'Penundaan Eksekusi Mati Mary Jane Langkah Lindungi Korban Perdagangan Perempuan'
Missiyah menilai penundaan tersebut adalah langkah melindungi korban perdagangan perempuan seperti yang dialami Mary Jane.
Penulis: Srihandriatmo Malau
Editor: Dewi Agustina
TRIBUNNEWS.COM, JAKARTA - Direktur Institut Kapal Perempuan, Missiyah mengapresiasi langkah Pemerintah menunda pelaksanaan eksekusi terhadap terpidana mati asal Filipina, Marry Jane Veloso. Sedianya, Marry Jane dieksekusi Rabu dini hari bersama delapan terpidana mati lainnya yang masuk gelombang kedua.

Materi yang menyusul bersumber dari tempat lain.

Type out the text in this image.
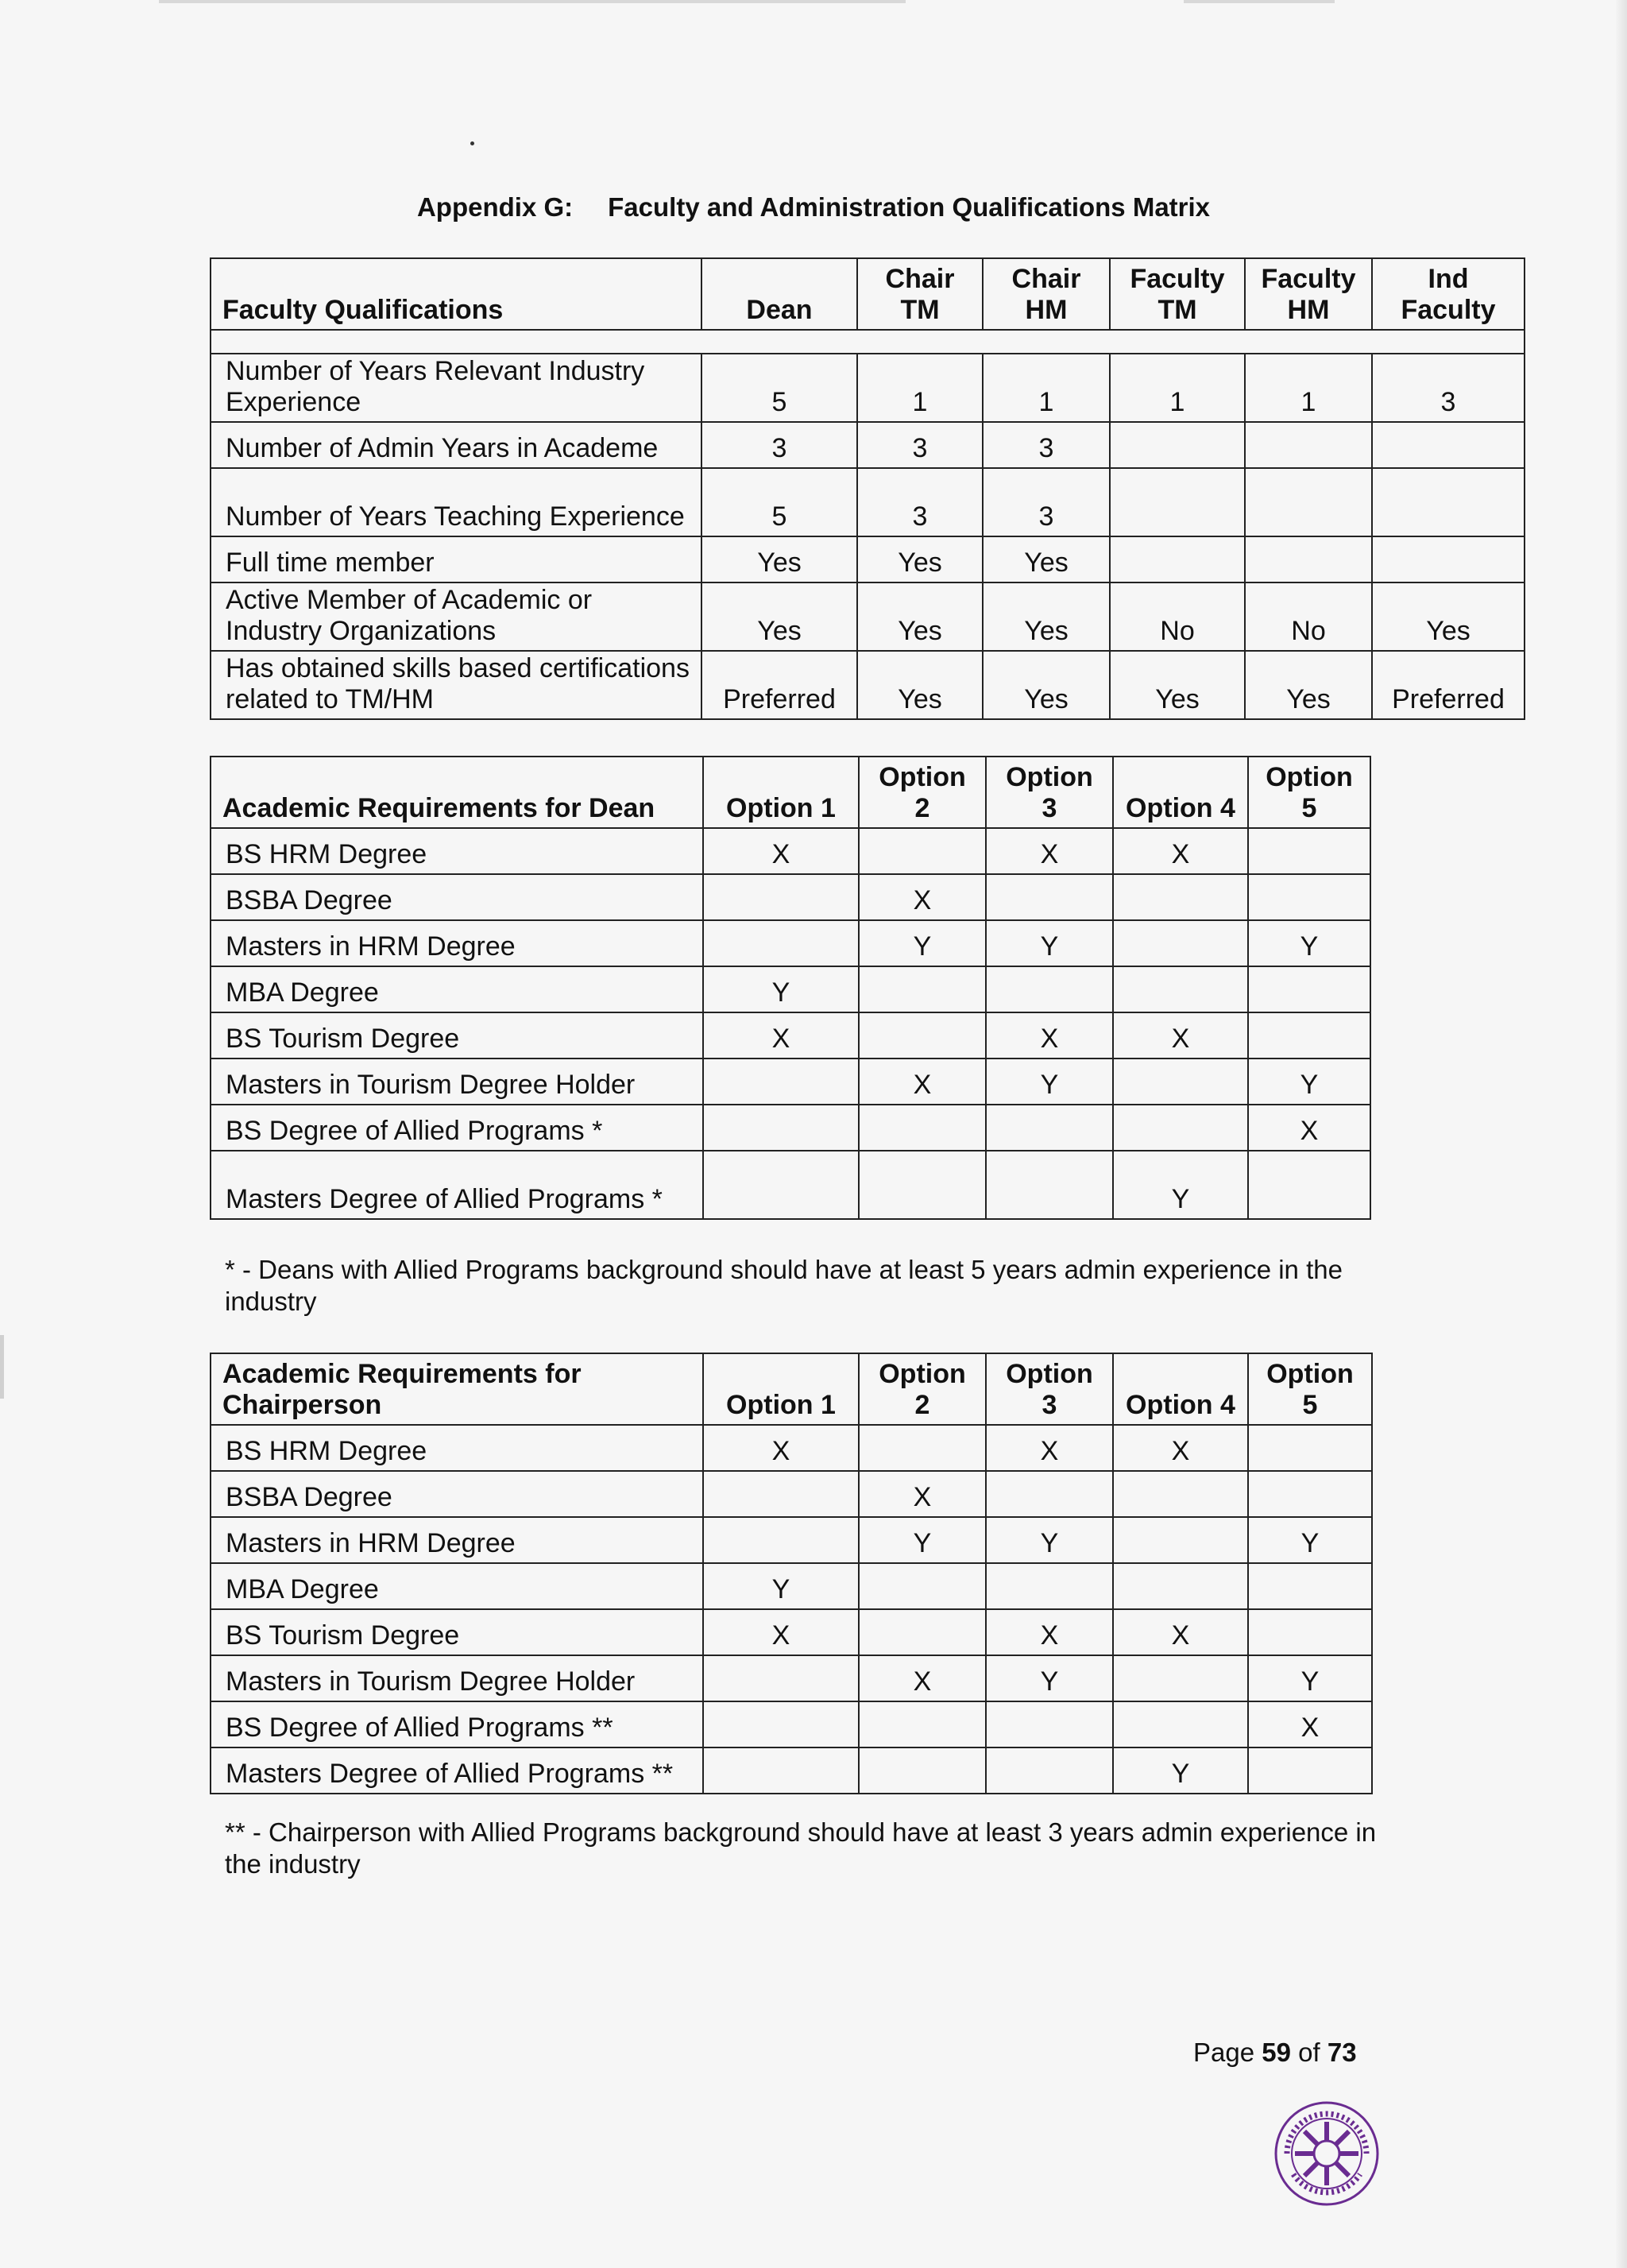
Appendix G: Faculty and Administration Qualifications Matrix
Faculty Qualifications	Dean	Chair TM	Chair HM	Faculty TM	Faculty HM	Ind Faculty

Number of Years Relevant Industry Experience	5	1	1	1	1	3
Number of Admin Years in Academe	3	3	3			
Number of Years Teaching Experience	5	3	3			
Full time member	Yes	Yes	Yes			
Active Member of Academic or Industry Organizations	Yes	Yes	Yes	No	No	Yes
Has obtained skills based certifications related to TM/HM	Preferred	Yes	Yes	Yes	Yes	Preferred
Academic Requirements for Dean	Option 1	Option 2	Option 3	Option 4	Option 5
BS HRM Degree	X		X	X	
BSBA Degree		X			
Masters in HRM Degree		Y	Y		Y
MBA Degree	Y				
BS Tourism Degree	X		X	X	
Masters in Tourism Degree Holder		X	Y		Y
BS Degree of Allied Programs *					X
Masters Degree of Allied Programs *				Y	
* - Deans with Allied Programs background should have at least 5 years admin experience in the industry
Academic Requirements for Chairperson	Option 1	Option 2	Option 3	Option 4	Option 5
BS HRM Degree	X		X	X	
BSBA Degree		X			
Masters in HRM Degree		Y	Y		Y
MBA Degree	Y				
BS Tourism Degree	X		X	X	
Masters in Tourism Degree Holder		X	Y		Y
BS Degree of Allied Programs **					X
Masters Degree of Allied Programs **				Y	
** - Chairperson with Allied Programs background should have at least 3 years admin experience in the industry
Page 59 of 73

Aktivis pejuang hak-hak perempuan dan buruh ini menilai penundaan tersebut adalah langkah melindungi korban perdagangan perempuan seperti yang dialami Mary Jane.
"Penundaan ini merupakan langkah perlindungan terhadap korban, Mary Jane adalah pihak yang dikorbankan dan dia masuk dalam jeratan perdagangan perempuan. Ini langkah tepat," tegas Missiyah ketika dikonfirmasi TribunNews.com, Rabu (29/4/2015).
Namun demikian, dia menilai masih menyedihkan karena hukuman mati masih diberlakukan di Indonesia.
"Mestinya sudah tidak memberlakukan hukuman mati," jelasnya.
Hal senada juga disampaikan Dina Ardiyanti, komisioner Komite Aksi Perempuan.
"Menurut saya itu kebijakan tepat. Hukum harus mampu melihat keadilan beyond the law," jelasnya dalam pesan singkatnya kepada Tribunnews.com, Rabu (29/4/2015).
Kejaksaan Agung menunda pelaksanaan eksekusi terhadap terpidana mati Mary Jane.
"Eksekusi Marry Jane ditunda karena ada permintaan dari Presiden Filipina," kata Kepala Pusat Penerangan Hukum Kejagung Tonny T Spontana dalam pesan singkat yang diterima media, Rabu.
Permintaan tersebut diajukan setelah tersangka perekrut Mary Jane, Maria Kristina Sergio, menyerahkan diri kepada kepolisian Filipina, Selasa (28/4/2015). Marry Jane (MJ) pun diperlukan untuk memberikan kesaksian dalam pemeriksaan terhadap Sergio.
"Pelaku yang diduga melakukan perdagangan manusia menyerahkan diri di Filipina, dan kesaksian MJ diperlukan," kata Tonny.